Funding boost for US water infrastructure projects
This innovative low-interest loan program helps communities invest in drinking water, wastewater and stormwater infrastructure.
The announcement furthers the Biden-Harris Administration’s commitment to ensuring all people and all communities have access to clean and safe water.
“When we invest in water, we support healthy people, economic opportunity, environmental protection, and good-paying local jobs,” said EPA administrator Michael S. Regan.
“This new funding from the WIFIA program – coupled with President Biden’s historic $50 billion (€46 billion) investment in water through the Bipartisan Infrastructure Law – bolsters EPA’s efforts to ensure communities across the country have solid water infrastructure and reliable access to safe and clean water.”
For this new round of funding, EPA has identified priority areas such as increasing investment in economically stressed communities; making rapid progress on lead service line replacement; addressing PFAS and emerging contaminants; mitigating the impacts of drought and supporting water innovation and resilience.
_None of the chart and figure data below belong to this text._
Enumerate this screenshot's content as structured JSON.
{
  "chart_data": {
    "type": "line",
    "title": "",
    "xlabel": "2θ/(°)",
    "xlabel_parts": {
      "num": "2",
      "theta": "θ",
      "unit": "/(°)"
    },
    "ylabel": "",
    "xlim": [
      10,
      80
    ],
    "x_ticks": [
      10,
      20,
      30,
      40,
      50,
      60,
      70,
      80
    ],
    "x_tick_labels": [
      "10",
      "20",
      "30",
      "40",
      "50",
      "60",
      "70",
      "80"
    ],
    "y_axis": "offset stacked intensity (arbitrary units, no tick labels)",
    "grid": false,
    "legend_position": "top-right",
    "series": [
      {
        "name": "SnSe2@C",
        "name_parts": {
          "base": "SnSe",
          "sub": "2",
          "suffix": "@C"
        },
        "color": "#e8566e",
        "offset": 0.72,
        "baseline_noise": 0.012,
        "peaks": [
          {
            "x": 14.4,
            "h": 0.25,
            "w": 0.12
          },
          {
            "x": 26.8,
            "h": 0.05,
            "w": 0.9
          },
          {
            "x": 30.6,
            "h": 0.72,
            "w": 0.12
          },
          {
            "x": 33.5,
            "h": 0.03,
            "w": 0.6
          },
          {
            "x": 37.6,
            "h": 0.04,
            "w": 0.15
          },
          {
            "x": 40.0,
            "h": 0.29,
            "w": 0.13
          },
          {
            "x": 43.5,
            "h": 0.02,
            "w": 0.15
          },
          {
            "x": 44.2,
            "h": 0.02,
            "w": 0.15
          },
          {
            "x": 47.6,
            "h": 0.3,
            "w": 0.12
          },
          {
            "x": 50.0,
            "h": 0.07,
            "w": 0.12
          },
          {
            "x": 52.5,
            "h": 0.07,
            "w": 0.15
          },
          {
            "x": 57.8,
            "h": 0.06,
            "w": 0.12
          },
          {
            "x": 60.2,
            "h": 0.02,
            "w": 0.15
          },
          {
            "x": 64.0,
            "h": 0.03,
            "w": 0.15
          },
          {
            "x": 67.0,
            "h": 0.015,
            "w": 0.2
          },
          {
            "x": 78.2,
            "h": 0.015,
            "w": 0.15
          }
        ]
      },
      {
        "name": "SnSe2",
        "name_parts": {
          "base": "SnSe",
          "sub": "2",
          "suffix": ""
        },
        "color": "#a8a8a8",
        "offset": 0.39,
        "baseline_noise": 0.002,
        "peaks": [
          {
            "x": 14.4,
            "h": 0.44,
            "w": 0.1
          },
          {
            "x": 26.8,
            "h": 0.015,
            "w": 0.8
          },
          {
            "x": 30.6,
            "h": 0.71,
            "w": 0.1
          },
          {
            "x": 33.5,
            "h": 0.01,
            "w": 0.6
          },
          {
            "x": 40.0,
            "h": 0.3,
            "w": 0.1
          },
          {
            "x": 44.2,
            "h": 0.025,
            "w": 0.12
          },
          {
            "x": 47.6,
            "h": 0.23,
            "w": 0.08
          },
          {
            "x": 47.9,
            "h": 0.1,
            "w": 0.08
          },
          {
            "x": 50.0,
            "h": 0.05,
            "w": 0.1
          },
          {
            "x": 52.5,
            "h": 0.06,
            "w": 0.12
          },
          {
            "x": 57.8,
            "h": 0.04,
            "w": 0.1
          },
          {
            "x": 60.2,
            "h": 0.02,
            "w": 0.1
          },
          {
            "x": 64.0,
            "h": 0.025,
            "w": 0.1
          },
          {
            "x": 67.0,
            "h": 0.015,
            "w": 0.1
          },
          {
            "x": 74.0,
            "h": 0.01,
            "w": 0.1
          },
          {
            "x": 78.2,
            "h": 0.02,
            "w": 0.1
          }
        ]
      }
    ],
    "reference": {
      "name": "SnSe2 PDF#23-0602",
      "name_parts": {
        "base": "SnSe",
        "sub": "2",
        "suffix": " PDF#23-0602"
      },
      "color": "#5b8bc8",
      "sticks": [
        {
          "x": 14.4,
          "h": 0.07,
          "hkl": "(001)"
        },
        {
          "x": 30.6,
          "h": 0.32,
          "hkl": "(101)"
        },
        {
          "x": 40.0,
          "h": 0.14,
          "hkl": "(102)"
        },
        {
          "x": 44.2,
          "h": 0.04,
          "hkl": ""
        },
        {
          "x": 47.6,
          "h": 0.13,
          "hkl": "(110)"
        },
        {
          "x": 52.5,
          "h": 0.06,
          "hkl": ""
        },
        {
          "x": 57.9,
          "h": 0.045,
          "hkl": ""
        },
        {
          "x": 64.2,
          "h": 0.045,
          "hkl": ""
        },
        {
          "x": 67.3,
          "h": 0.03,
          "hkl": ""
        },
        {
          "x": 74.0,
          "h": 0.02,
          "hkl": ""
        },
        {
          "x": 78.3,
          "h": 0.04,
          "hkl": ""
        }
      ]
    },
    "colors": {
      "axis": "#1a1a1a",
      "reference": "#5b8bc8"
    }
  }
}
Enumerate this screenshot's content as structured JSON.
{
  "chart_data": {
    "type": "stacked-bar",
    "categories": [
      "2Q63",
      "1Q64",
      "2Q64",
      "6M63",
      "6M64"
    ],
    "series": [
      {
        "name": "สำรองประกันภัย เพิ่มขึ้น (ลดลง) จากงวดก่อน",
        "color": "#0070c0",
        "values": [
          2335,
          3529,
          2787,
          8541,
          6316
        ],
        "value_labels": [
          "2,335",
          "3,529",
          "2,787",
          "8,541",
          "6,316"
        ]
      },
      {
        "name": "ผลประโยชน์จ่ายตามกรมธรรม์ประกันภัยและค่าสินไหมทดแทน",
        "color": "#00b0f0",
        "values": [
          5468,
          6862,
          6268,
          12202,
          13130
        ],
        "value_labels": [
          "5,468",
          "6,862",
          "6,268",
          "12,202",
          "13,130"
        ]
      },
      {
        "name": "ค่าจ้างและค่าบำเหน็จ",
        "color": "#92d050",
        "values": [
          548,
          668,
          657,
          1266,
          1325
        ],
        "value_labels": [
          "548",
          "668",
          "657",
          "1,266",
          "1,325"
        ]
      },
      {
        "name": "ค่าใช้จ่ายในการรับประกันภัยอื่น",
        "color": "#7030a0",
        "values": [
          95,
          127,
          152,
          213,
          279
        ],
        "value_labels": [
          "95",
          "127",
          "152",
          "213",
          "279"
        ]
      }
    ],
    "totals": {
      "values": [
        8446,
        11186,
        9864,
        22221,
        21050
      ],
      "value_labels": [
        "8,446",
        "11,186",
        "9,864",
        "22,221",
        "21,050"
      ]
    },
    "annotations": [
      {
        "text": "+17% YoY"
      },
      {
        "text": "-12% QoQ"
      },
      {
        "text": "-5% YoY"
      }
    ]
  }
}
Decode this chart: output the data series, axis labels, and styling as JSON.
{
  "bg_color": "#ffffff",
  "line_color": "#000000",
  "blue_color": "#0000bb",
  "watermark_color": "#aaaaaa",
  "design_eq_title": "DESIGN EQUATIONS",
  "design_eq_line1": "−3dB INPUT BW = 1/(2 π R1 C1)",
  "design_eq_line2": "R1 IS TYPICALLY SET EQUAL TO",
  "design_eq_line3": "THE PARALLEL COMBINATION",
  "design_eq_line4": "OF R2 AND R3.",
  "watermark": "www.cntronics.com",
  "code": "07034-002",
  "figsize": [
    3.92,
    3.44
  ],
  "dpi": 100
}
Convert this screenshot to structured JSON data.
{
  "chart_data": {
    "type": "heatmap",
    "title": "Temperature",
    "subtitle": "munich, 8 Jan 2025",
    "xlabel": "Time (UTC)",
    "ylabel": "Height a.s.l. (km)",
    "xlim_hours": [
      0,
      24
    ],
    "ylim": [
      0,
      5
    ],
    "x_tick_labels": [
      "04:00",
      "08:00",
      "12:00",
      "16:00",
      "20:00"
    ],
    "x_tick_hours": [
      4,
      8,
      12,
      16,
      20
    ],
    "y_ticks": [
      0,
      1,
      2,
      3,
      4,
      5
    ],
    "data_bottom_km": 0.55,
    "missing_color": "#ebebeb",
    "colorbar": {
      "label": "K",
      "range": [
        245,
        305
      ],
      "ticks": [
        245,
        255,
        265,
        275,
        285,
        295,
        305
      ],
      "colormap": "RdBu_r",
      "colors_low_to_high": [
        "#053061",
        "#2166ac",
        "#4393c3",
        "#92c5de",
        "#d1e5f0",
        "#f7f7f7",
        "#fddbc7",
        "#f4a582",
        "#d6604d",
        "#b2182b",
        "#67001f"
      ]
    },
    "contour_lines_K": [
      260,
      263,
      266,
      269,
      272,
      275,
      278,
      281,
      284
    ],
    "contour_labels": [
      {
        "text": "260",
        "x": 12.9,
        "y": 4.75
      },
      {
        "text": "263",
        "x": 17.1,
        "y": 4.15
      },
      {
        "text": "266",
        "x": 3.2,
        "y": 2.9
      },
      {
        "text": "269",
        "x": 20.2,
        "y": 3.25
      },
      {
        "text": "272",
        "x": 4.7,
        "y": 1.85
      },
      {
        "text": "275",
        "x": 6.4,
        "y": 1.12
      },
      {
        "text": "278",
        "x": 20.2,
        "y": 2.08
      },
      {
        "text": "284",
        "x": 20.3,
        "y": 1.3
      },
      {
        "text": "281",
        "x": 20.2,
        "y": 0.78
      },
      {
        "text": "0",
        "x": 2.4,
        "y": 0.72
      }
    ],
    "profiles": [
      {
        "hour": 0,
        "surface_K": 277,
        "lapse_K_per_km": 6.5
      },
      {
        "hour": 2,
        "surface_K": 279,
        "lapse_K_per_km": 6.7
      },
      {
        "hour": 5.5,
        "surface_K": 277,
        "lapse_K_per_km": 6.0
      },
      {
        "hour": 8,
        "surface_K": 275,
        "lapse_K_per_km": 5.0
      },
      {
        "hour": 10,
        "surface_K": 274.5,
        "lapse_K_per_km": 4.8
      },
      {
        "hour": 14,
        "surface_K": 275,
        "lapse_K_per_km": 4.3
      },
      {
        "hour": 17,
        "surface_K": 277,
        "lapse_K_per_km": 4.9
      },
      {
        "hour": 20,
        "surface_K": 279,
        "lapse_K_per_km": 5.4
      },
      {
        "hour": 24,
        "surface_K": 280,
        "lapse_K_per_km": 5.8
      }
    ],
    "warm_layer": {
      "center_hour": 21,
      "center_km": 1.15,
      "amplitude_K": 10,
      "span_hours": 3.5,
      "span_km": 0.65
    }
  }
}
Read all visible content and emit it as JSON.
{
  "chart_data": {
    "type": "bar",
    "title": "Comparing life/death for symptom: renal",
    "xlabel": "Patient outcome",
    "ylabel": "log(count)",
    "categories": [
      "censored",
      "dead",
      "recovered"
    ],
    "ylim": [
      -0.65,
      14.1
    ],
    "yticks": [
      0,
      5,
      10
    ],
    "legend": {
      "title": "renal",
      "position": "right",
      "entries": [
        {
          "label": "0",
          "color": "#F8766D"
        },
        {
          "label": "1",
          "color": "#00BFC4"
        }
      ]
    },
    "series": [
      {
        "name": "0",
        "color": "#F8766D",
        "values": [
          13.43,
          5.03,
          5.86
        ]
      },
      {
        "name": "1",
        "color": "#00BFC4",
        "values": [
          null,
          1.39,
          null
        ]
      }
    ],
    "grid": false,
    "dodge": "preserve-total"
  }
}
Using previously announced funding, EPA has awarded WIFIA loans to benefit dozens of communities, including:
• Pittsburgh Water and Sewer Authority in Pennsylvania closed a $52 million (€48 million) WIFIA loan to upgrade and replace aging water infrastructure to ensure that residents and businesses can rely on safe drinking water.
• Polk Regional Water Cooperative in Florida received $305 million (€285 million) to sustain the local drinking water supply and alleviate the strain on the Upper Floridan Aquifer.
• City of Santa Cruz, California closed a $128 million (€120 million) WIFIA loan to upgrade their drinking water system to be more resilient to drought and climate change.
• City of Wichita, Kansas closed a $191 million (€179 million) WIFIA loan to upgrade two critical wastewater facilities, advancing technologies for water reuse and reducing the nutrient loads in the Arkansas River and Mississippi River Basin.
• San Francisco Public Utilities Commission in California closed a $369 million (€346 million) WIFIA loan to enhance resiliency to seismic events and climate change and reduce the risk of combined sewer overflows.
• New Jersey Infrastructure Bank closed a $500 million SWIFIA loan that will help modernize wastewater and drinking water systems serving over 10 million people throughout New Jersey.
• City of Boise, Idaho closed a $263 million WIFIA loan to improve wastewater treatment processes to protect the Boise River’s water quality.
• City of Chattanooga, Tennessee closed a $186 million WIFIA loan to improve its wastewater system’s energy efficiency and resilience to extreme weather.